Só havia dois tipos de alojamento temporário para pessoas em
trânsito: pensões com camas de casal partilhadas com percevejos e hotéis com
instruções em português no minibar.
O Cais do Sodré tinha a maior concentração de putas e
marinheiros sifilíticos por metro quadrado da península ibérica, era o local
com os nomes mais cosmopolitas da cidade: Tóquio, Jamaica, Copenhaga, Shandri-la….
O Terreiro do Paço era o parque de estacionamento mais moderno
da edilidade; quem se abeirasse do cais das colunas para uma photomaton, ficava com o cheiro do esgoto
a céu aberto impregnado nos próximos quinze dias, ou pelo menos até ao fim da
sua estadia. Ninguém fazia filas para visitar a Torre de Belém, que é bonita
por fora e monótona por dentro.
A PSP vestia cinzento e tinham uns abdominais de fazer inveja.

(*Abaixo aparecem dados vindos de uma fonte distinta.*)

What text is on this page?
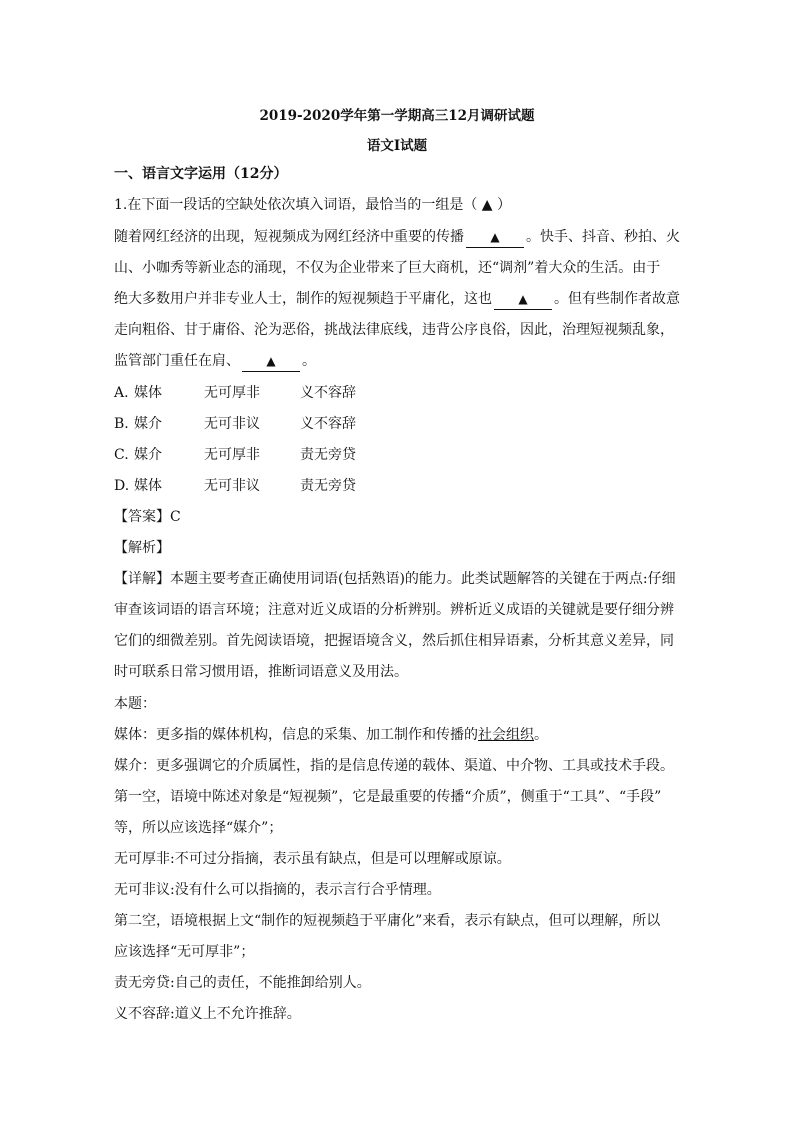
2019-2020学年第一学期高三12月调研试题
语文Ⅰ试题
一、语言文字运用（12分）
1.在下面一段话的空缺处依次填入词语，最恰当的一组是（ ▲ ）
随着网红经济的出现，短视频成为网红经济中重要的传播 ▲ 。快手、抖音、秒拍、火
山、小咖秀等新业态的涌现，不仅为企业带来了巨大商机，还“调剂”着大众的生活。由于
绝大多数用户并非专业人士，制作的短视频趋于平庸化，这也 ▲ 。但有些制作者故意
走向粗俗、甘于庸俗、沦为恶俗，挑战法律底线，违背公序良俗，因此，治理短视频乱象，
监管部门重任在肩、 ▲ 。
A. 媒体	无可厚非	义不容辞
B. 媒介	无可非议	义不容辞
C. 媒介	无可厚非	责无旁贷
D. 媒体	无可非议	责无旁贷
【答案】C
【解析】
【详解】本题主要考查正确使用词语(包括熟语)的能力。此类试题解答的关键在于两点:仔细
审查该词语的语言环境；注意对近义成语的分析辨别。辨析近义成语的关键就是要仔细分辨
它们的细微差别。首先阅读语境，把握语境含义，然后抓住相异语素，分析其意义差异，同
时可联系日常习惯用语，推断词语意义及用法。
本题：
媒体：更多指的媒体机构，信息的采集、加工制作和传播的社会组织。
媒介：更多强调它的介质属性，指的是信息传递的载体、渠道、中介物、工具或技术手段。
第一空，语境中陈述对象是“短视频”，它是最重要的传播“介质”，侧重于“工具”、“手段”
等，所以应该选择“媒介”；
无可厚非:不可过分指摘，表示虽有缺点，但是可以理解或原谅。
无可非议:没有什么可以指摘的，表示言行合乎情理。
第二空，语境根据上文“制作的短视频趋于平庸化”来看，表示有缺点，但可以理解，所以
应该选择“无可厚非”；
责无旁贷:自己的责任，不能推卸给别人。
义不容辞:道义上不允许推辞。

Os carteiristas do eléctrico 28 eram os mesmos de hoje – juntando
os romani - mas faziam muito menos dinheiro, porque os utentes eram os
desgraçados dos operários e pequeno-burgueses que viviam na Graça, e eram uns
tesos.
Os turistas, escassos, chegavam à estação de Santa Apolónia e
até chegarem à Baixa, passavam pela alfândega de Lisboa e todos os escritórios
de Despachantes Oficiais, a maior concentração de indivíduos com níveis
paranormais de testosterona e inteligência a condizer.

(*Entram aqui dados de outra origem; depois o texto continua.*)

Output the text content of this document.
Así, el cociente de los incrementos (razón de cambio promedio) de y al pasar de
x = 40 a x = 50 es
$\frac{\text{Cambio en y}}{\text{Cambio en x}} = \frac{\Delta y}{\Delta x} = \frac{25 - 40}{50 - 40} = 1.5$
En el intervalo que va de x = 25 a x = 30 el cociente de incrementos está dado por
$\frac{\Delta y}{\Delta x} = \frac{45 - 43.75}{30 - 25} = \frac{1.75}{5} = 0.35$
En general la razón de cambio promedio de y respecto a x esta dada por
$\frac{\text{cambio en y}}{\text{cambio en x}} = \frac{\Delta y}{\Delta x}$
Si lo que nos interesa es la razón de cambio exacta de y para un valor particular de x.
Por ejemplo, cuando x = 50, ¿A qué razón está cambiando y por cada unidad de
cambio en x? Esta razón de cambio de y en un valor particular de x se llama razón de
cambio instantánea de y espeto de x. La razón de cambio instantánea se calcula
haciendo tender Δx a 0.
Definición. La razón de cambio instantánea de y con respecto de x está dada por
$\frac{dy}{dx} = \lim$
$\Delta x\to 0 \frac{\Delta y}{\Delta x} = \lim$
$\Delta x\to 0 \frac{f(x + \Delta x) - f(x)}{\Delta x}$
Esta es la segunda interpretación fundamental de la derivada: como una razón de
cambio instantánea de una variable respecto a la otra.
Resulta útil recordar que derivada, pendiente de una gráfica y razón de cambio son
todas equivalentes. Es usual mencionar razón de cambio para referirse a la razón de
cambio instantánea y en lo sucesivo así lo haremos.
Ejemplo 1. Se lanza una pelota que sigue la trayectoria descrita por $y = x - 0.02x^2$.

Não havia tuk-tuk, só Zundap e Fammel, que faziam a mesma poluição sonora mas transportavam tipos
com patilhas, cigarro ao canto da boca, botas de carneira, em vez de loiras
espampanantes e ruivos entediados.
Fomos nós, uma mão cheia deles, os primeiros “acolhedores” dos
turistas – mais elas, e não há uma consideração, uma referência abonatória, do
verdadeiro trabalho de divulgação que aporta agora, todos os dias, a toda a
hora, tantos euros e dólares e outras moedas manchadas de gordura, para riqueza da
nossa cidade.
Recebemos em nossas casas, conheceram os nossos pais e os amigos
mais tímidos, mostrámos todos os monumentos com explicações em linguagem
gestual elaborada, choraram com o fado, vibraram com o calor do nosso acolhimento
latino, fomo-nos despedir à Estação com uma garrafa de vinho do Porto, fomos os "Guis", a time-out em viva voz.
Inventámos o alojamento alternativo, qual hostel, qual city apartment!

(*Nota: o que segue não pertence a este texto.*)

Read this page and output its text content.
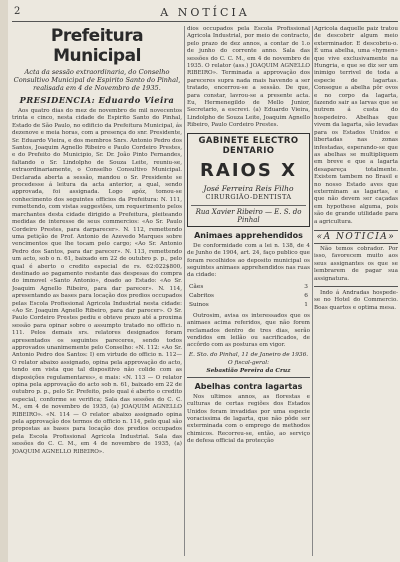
2	A NOTÍCIA
Prefeitura Municipal
Acta da sessão extraordinaria, do Conselho Consultivo Municipal de Espirito Santo do Pinhal, realisada em 4 de Novembro de 1935.
PRESIDENCIA: Eduardo Vieira

Aos quatro dias do mez de novembro de mil novecentos trinta e cinco, nesta cidade de Espirito Santo do Pinhal, Estado de São Paulo, no edificio da Prefeitura Municipal, ás dezenove e meia horas, com a presença do snr. Presidente, Sr. Eduardo Vieira, e dos membros Snrs. Antonio Pedro dos Santos, Joaquim Agnello Ribeiro e Paulo Cordeiro Prestes, e do Prefeito do Municipio, Sr. Dr. João Pinto Fernandes, faltando o Sr. Lindolpho de Souza Leite, reuniu-se, extraordinariamente, o Conselho Consultivo Municipal. Declarada aberta a sessão, mandou o Sr. Presidente se procedesse á leitura da acta anterior, a qual, sendo approvada, foi assignada. Logo apóz, tomou-se conhecimento dos seguintes officios da Prefeitura: N. 111, remettendo, com vistas suggestões, um requerimento pelos marchantes desta cidade dirigido a Prefeitura, pleiteando medidas de interesse de seus commercios: «Ao Sr. Paulo Cordeiro Prestes, para darparecer». N. 112, remettendo uma petição de Prof. Antonio de Azevedo Marques sobre vencimentos que lhe tocam pelo cargo; «Ao Sr. Antonio Pedro dos Santos, para dar parecer». N. 113, remettendo um acto, sob o n. 61, baixado em 22 de outubro p. p., pelo qual é aberto o credito especial de rs. 62:022$800, destinado ao pagamento restante das despesas do compra do immovel «Santo Antonio», doado ao Estado: «Ao Sr. Joaquim Agnello Ribeiro, para dar parecer». N. 114, apresentando as bases para locação dos predios occupados pelas Escola Profissional Agricola Industrial nesta cidade: «Ao Sr. Joaquim Agnello Ribeiro, para dar parecer». O Sr. Paulo Cordeiro Prestes pediu e obteve prazo até a proxima sessão para opinar sobre o assumpto tratado no officio n. 111. Pelos demais srs. relatores designados foram apresentados os seguintes pareceres, sendo todos approvados unanimemente pelo Conselho: «N. 112: «Ao Sr. Antonio Pedro dos Santos: I) em virtude do officio n. 112—O relator abaixo assignado, opina pela approvação do acto, tendo em vista que tal dispositivo não colide com as disposições regulamentares», e mais: «N. 113 — O relator opina pela approvação do acto sob n. 61, baixado em 22 de outubro p. p., pelo Sr. Prefeito, pelo qual é aberto o credito especial, conforme se verifica; Sala das sessões do C. C. M., em 4 de novembro de 1935, (a) JOAQUIM AGNELLO RIBEIRO». «N. 114 — O relator abaixo assignado opina pela approvação dos termos do officio n. 114, pelo qual são propostas as bases para locação dos predios occupados pela Escola Profissional Agricola Industrial. Sala das sessões do C. C. M., em 4 de novembro de 1935, (a) JOAQUIM AGNELLO RIBEIRO».

dios occupados pela Escola Profissional Agricola Industrial, por meio de contracto, pelo prazo de dez annos, a contar de 1.o de junho do corrente anno. Sala das sessões do C. C. M., em 4 de novembro de 1935. O relator (ass.) JOAQUIM AGNELLO RIBEIRO». Terminada a approvação dos pareceres supra nada mais havendo a ser tratado, encerrou-se a sessão. De que, para constar, lavrou-se a presente acta. Eu, Hermenegildo de Mello Junior, Secretario, a escrevi. (a) Eduardo Vieira, Lindolpho de Souza Leite, Joaquim Agnello Ribeiro, Paulo Cordeiro Prestes.

GABINETE ELECTRO DENTARIO
RAIOS X
José Ferreira Reis Filho
CIRURGIÃO-DENTISTA
Rua Xavier Ribeiro — E. S. do Pinhal
Animaes apprehendidos

De conformidade com a lei n. 138, de 4 de Junho de 1904, art. 24, faço publico que foram recolhidos ao deposito municipal os seguintes animaes apprehendidos nas ruas da cidade:

Cães	3
Cabritos	6
Suinos	1

Outrosim, avisa os interessados que os animaes acima referidos, que não forem reclamados dentro de tres dias, serão vendidos em leilão ou sacrificados, de accôrdo com as posturas em vigor.

E. Sto. do Pinhal, 11 de Janeiro de 1936.
O fiscal-geral:
Sebastião Pereira da Cruz
Abelhas contra lagartas

Nos ultimos annos, as florestas e culturas de certas regiões dos Estados Unidos foram invadidas por uma especie voracissima de lagarta, que não pôde ser exterminada com o emprego de methodos chimicos. Recorreu-se, então, ao serviço de defesa official da protecção

Agricola daquelle paiz tratou de descobrir algum meio exterminador. E descobriu-o. É uma abelha, uma «hymen» que vive exclusivamente na Hungria, e que se diz ser um inimigo terrivel de toda a especie de lagartas. Consegue a abelha pôr ovos e no corpo da lagarta, fazendo sair as larvas que se nutrem á custa do hospedeiro. Abelhas que vivem da lagarta, são levadas para os Estados Unidos e libertadas nas zonas infestadas, esperando-se que as abelhas se multipliquem em breve e que a lagarta desapareça totalmente. Existem tambem no Brasil e no nosso Estado aves que exterminam as lagartas, e que não devem ser caçadas em hypothese alguma, pois são de grande utilidade para a agricultura.

«A NOTICIA»

Não temos cobrador. Por isso, favorecem muito aos seus assignantes os que se lembrarem de pagar sua assignatura.

Indo á Andradas hospede-se no Hotel do Commercio. Boas quartos e optima mesa.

Demos voltas à cabeça para os distrair da inexistência das lojas de gifts very typical paquistanesas, das
cadeias de fast-junky food, do pret-a-porter kitsch.
Era o que havia e eles gostavam, encantavam-se, e os que
verdadeiramente se apaixonaram da beleza da cidade e da naturalidade das suas
gentes, voltaram, repetiram, ficaram amigos.
Fizemos um grande trabalho, e agora temos que pedir a medo uma
bica e um pastel de nata de qualidade duvidosa, em inglês escorreito, sob pena
de correrem connosco da mesa de esplanada, que é só para consumo de turista.
E nem uma p… de uma medalhita de latão!